The ability to develop novel nanomaterials, and to precisely manufacture their functional structures at the nano- and microscales would benefit many emerging device applications. Herein, as a first example, we describe the exploration of feasibility for the morphological replacement of an iron-based MOF bearing trimeric Fe-III-O clusters, MIL-88A preform, with a polyhedral architecture of around 0.4 x 1.2 mu m by a lithium ferrite (LiFe3O5) phase via solid-liquid pseudomorphic transformation reactions in biologically and environmentally favourable aqueous lithium hydroxide (LiOH).

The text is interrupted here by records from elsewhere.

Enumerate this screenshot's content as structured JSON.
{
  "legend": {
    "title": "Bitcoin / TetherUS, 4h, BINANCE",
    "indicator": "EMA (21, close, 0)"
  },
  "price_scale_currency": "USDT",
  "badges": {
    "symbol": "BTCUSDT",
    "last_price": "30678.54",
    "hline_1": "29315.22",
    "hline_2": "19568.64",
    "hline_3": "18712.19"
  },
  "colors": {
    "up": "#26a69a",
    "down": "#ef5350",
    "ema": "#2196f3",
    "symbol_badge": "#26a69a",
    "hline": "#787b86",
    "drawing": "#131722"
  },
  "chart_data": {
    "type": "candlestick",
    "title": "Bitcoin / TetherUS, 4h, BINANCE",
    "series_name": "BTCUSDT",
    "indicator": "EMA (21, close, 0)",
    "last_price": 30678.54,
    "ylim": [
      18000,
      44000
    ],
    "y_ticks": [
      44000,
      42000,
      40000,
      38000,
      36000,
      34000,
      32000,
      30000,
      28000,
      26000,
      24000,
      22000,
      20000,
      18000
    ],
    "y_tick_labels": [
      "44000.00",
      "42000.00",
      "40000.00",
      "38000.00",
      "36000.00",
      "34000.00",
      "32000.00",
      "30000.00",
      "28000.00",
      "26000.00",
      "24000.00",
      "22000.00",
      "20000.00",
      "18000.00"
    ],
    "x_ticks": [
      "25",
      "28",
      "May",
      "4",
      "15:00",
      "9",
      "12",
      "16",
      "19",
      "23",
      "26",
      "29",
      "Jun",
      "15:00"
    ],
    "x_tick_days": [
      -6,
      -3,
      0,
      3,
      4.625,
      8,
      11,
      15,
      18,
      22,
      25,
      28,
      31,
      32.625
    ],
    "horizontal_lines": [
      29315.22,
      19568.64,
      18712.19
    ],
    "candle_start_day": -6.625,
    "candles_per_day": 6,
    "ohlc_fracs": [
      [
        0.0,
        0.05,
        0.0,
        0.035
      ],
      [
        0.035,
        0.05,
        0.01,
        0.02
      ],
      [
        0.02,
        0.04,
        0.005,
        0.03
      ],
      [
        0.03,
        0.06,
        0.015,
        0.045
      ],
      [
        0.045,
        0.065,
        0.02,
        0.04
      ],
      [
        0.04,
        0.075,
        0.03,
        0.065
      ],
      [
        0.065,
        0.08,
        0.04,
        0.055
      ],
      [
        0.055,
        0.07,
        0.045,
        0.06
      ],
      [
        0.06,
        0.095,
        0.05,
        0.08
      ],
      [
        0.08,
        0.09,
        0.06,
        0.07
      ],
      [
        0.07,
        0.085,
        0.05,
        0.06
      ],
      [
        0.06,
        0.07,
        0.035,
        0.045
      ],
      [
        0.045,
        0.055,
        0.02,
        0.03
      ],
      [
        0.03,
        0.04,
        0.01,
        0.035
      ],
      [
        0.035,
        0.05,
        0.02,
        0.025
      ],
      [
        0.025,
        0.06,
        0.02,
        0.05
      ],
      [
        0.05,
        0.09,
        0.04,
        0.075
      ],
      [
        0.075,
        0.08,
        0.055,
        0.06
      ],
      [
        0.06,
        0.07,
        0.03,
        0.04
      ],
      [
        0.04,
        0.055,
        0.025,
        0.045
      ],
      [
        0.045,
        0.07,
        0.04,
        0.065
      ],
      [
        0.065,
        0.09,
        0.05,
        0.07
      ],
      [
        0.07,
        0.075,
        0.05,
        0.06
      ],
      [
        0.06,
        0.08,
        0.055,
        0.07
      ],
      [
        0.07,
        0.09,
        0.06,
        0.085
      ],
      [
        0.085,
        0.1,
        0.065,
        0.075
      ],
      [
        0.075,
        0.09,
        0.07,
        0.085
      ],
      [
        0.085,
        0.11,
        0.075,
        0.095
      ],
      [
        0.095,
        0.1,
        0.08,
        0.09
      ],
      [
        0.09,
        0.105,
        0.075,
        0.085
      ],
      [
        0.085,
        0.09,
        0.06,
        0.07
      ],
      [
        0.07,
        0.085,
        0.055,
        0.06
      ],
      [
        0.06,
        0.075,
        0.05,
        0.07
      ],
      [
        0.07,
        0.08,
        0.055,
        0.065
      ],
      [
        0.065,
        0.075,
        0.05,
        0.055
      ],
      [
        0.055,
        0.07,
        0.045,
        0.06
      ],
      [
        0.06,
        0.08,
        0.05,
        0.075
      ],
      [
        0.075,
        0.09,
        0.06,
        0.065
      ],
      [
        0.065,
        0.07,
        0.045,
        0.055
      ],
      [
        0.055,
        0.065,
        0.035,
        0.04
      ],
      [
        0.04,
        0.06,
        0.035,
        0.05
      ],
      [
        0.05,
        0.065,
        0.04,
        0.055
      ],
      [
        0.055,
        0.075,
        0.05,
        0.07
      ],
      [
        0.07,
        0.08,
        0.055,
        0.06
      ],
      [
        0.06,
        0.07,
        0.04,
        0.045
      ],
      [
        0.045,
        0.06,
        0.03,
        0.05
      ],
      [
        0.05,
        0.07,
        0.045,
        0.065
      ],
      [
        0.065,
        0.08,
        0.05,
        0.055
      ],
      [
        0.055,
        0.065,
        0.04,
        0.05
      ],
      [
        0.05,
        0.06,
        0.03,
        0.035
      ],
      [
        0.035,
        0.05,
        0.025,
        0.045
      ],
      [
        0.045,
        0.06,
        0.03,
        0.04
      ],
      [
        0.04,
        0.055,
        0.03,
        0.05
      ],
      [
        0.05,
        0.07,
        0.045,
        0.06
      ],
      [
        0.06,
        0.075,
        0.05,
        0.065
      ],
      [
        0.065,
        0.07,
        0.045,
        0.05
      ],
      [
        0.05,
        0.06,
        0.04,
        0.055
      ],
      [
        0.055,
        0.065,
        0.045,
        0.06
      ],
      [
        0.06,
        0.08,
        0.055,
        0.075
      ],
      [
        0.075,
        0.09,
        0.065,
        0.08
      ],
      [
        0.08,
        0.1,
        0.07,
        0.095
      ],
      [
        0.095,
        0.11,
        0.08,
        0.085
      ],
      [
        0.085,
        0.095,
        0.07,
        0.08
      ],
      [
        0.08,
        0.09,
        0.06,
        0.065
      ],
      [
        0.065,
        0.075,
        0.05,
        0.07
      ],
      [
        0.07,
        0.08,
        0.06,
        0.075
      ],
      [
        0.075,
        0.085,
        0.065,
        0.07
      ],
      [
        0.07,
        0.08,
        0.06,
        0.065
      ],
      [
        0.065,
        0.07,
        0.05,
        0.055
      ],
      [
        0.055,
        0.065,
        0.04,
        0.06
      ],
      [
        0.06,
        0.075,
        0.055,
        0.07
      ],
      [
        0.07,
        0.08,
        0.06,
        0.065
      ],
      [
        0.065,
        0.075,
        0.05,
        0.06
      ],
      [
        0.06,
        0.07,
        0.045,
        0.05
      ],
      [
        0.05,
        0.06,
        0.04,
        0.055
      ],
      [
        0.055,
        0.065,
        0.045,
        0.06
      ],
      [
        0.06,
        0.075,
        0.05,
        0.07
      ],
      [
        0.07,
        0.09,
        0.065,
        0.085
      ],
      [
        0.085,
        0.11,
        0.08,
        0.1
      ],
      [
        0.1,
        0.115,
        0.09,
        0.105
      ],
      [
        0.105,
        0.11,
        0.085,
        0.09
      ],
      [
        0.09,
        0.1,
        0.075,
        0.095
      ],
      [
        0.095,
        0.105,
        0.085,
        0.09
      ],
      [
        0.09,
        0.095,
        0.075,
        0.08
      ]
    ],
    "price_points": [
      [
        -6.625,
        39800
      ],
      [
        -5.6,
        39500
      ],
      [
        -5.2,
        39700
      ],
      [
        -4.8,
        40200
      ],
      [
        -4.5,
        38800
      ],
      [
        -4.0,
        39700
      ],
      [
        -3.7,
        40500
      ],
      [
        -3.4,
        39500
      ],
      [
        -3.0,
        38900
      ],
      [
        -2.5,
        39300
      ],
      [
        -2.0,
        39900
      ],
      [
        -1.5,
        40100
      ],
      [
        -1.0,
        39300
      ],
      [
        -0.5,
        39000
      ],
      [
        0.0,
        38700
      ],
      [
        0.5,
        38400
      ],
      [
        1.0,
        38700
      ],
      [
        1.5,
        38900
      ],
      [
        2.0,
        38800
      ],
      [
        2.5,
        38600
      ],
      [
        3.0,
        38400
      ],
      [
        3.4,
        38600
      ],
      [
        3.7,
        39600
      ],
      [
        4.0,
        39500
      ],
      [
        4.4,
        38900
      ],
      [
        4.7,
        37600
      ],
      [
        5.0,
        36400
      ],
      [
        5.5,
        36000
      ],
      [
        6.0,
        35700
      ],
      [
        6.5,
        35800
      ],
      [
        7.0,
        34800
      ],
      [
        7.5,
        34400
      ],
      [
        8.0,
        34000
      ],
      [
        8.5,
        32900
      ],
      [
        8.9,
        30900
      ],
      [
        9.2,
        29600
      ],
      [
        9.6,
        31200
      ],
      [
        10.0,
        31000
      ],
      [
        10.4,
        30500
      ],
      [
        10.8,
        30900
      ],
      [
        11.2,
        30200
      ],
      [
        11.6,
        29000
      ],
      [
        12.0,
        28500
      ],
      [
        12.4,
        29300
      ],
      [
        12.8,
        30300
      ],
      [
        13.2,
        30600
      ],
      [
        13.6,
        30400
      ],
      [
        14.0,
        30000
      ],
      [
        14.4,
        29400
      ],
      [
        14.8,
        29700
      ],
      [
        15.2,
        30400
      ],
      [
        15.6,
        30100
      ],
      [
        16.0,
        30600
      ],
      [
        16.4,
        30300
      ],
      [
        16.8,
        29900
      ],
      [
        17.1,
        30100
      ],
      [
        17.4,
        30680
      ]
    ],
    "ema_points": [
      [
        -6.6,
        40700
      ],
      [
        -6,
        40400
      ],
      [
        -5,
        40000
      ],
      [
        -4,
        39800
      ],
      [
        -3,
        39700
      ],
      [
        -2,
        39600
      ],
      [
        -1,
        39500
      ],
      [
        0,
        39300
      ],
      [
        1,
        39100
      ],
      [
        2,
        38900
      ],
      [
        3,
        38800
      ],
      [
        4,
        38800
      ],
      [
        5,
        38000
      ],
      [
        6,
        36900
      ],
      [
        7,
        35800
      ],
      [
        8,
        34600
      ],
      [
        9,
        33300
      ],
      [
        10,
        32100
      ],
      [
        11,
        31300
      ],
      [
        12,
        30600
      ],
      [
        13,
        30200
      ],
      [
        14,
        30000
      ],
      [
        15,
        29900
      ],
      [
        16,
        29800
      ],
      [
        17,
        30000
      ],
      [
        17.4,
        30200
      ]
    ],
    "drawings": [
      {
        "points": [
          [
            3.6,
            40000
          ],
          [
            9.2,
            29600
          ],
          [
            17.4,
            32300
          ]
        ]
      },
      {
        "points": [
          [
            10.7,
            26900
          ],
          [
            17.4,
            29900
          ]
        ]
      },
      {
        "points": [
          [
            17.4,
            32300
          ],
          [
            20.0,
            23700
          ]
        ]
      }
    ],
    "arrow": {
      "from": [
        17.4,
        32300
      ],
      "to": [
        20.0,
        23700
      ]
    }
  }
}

The reaction proceeds at 170 degrees C, and the overall reaction can be described as Fe3O(H2O)(2)(FMA)(3)(OH)center dot nH(2)O (MIL-88A) + 7OH(-) + Li+ -> LiFe3O5 + 3FMA(2-) + (n + 6) H2O (FMA = fumarate). It was proposed that through the coordination substitution of a MOF ligand by OH-, follow-up dehydration and dehydroxylation, and final H+/Li+ ionic exchange, the monolithiated iron oxides formed thermodynamically at comparatively low temperatures, which transcribe the global nanostructure morphologies of the polyhedral MOF preforms with the hexagonal symmetry, but were composed of interconnected LiFe3O5 particles (about 16 nm) that crystallize in a typical magnetite-type cubic (Fd3m) structure. Given the characteristic texture and structure of the Li-Fe oxide replica, cubic LiFe3O5 was preferentially employed as a new type of electrode material in rechargeable lithium cells. Notably, from the electrochemical evaluation, this metal oxide system exhibits decent anodic performances by undergoing a nine-electron conversion reaction, showing a substantially high specific capacity with an average potential of 0.8 V versus lithium metal, a long service life (700 cycles), and exceptional high-rate capability (up to 2.0 A g(-1)). The synthetic paradigms demonstrated that the MIL-88A to LiFe3O5 conversion may be transferable to other advanced inorganic-based electrodes from the parent metal compound such as LiFeO2, LiMn2O4 or LiCoO2 toward sustainable energy fields.